TOPPeirce NEWS at other sitesVia ARISBE:FAQsPapers by PeircePeirce-related PapersSpecial Resources
http://csp3.blogspot.com/

Tuesday, January 28, 2014

Michael Shapiro keynote - "Style as a Cognitive Category" (update)

Originally posted on January 28, 2014, 6:49 p.m. E.S.T.

UPDATE: Keynote address has been re-scheduled to April 11, 2014. End of update.

Michael Shapiro (Professor Emeritus of Slavic and Semiotic Studies, Brown University;
Adjunct Professor, Society of Senior Scholars, Columbia University)

"Style as a Cognitive Category"

Keynote address, panel on "Semiotic Perspectives on the Arts and Cognition"
Winthrop University, February 14, 2014

SUMMARY

Charles Sanders Peirce (1839-1914) is the modern founder of the theory of signs, otherwise known as SEMIOTICS. This theory takes signs as anything that is capable of signifying a MEANING, thereby placing meaning (what Peirce called semeiosis) and COGNITION at the center of human inquiry. Peirce's whole philosophy, of which his semiotics is the capstone, is an immense synthesis of the key ideas of modern science with the classical logical paradigm that traces its origins from Aristotle through the Stoics, Locke, and Kant. Peirce's great achievement is the addition of the THEORY OF INTERPRETATION, of which his conception of the interpretant as a law or rule, invariably instantiated in individual signs, is his most radical advance and provides a systematic understanding of the way signs signify.

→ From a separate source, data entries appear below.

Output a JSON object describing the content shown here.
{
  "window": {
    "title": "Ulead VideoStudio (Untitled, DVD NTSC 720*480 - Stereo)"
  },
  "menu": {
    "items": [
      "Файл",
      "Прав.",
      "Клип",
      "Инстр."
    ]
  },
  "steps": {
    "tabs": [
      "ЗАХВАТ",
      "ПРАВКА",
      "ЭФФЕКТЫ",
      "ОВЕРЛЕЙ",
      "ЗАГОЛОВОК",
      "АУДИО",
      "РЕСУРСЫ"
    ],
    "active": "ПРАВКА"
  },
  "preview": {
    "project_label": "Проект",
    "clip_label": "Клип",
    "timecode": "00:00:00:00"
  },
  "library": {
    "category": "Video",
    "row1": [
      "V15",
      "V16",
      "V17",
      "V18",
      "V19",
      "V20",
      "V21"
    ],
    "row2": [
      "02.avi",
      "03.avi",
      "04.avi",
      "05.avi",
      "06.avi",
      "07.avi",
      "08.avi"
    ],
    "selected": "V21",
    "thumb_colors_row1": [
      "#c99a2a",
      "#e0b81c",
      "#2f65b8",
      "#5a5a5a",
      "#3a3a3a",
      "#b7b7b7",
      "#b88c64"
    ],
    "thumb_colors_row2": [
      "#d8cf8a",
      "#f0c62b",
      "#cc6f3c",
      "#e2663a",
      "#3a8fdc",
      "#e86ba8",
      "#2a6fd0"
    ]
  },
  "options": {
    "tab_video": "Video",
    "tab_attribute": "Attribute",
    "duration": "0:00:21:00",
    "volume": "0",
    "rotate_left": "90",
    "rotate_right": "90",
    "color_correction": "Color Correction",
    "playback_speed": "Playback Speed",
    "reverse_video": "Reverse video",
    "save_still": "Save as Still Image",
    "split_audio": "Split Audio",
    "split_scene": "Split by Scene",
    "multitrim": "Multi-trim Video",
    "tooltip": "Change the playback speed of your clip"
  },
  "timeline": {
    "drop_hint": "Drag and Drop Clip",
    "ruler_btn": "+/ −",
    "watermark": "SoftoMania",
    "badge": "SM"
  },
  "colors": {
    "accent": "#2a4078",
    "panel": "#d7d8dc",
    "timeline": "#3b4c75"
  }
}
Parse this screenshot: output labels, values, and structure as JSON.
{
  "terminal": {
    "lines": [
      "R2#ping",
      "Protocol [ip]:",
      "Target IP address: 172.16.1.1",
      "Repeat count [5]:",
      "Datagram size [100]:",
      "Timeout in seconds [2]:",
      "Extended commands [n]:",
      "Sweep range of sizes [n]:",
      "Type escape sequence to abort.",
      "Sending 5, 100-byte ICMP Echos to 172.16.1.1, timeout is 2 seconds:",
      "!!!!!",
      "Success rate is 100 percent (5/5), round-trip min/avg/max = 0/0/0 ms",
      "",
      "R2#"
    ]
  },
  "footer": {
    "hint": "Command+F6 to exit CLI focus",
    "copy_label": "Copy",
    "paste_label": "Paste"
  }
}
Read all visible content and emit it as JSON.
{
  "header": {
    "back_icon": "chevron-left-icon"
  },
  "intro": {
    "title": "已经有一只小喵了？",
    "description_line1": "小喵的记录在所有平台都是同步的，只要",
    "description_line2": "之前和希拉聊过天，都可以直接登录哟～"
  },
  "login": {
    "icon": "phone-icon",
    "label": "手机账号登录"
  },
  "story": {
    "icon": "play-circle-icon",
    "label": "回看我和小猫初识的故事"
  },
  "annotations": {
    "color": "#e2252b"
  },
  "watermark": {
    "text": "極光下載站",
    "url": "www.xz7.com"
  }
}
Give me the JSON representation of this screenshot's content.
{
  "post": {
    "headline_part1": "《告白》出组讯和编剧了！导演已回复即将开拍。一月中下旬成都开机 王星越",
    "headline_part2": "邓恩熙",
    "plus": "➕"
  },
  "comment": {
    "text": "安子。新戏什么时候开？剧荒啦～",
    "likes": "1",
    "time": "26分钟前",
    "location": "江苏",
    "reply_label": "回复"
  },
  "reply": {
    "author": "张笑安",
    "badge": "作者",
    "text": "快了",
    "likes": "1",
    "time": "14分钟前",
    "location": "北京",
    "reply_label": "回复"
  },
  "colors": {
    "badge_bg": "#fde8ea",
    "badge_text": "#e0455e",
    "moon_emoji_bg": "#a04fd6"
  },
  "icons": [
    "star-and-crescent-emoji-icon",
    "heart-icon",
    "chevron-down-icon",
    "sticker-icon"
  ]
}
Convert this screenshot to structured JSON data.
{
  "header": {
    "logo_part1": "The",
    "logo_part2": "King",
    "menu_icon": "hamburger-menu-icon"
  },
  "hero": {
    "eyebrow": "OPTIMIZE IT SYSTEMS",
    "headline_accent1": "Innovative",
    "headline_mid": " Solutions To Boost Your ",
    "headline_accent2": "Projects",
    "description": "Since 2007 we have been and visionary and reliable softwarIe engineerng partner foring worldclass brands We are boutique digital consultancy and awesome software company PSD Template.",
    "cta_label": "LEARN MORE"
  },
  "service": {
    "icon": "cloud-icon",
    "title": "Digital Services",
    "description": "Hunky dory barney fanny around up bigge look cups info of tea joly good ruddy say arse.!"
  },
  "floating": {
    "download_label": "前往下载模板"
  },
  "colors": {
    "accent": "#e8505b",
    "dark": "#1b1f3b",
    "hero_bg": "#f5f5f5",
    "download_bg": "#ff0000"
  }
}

Although Peirce was a mathematician, logician, and scientist, his sign theory recognizes the importance of feeling, emotion, sensation, sentiment, action. Put another way, his semiotics not only enables us to understand science as a human enterprise but offers us an approach to literature and the arts, to religion, to society, to the whole of the world that lies between the private incommunicable interior and the vast spaces of the exterior universe.

Peirce's concept of the interpretant, with its emphasis on significative effects, provides just the conceptual bridge necessary for style to be understood in a global sense encompassing all its manifestations. Style suffuses so much of what it means to be human and has been the subject of so much analysis that in order to move style away from problems of introspection and self-awareness one needs to redirect the age-old discussion into a more public arena where the contrast with custom allows insight into the STRUCTURE OF HUMAN ACTIVITY IN GENERAL. This can be accomplished when style as a phenomenon that cuts across disciplinary boundaries is viewed TROPOLOGICALLY as a fundamentally cognitive category.

About the speaker

Michael Shapiro was born in Yokohama, spent World War II in Japan, and grew up speaking Russian, Japanese, and English. He earned degrees in Slavic Languages and Literatures at UCLA (A.B., ‘61) and Harvard (A.M., ‘62; Ph. D. ‘65). Besides Brown and Columbia, he has taught at UCLA, Princeton, UC Berkeley, and Green Mountain College, in a career that now spans half a century. He is the co-author, with his late wife the medievalist and Renaissance scholar Marianne Shapiro, of Figuration in Verbal Art (1988) and The Sense of Form in Literature and Language (2nd ed., 2009). His 2007 book, Palimpsest of Consciousness, is a set of authorial annotations of his only work of fiction, the novel My Wife the Metaphysician, or Lady Murasaki’s Revenge (2006). His most recent book, The Speaking Self: Language Lore and English Usage, was published in 2012.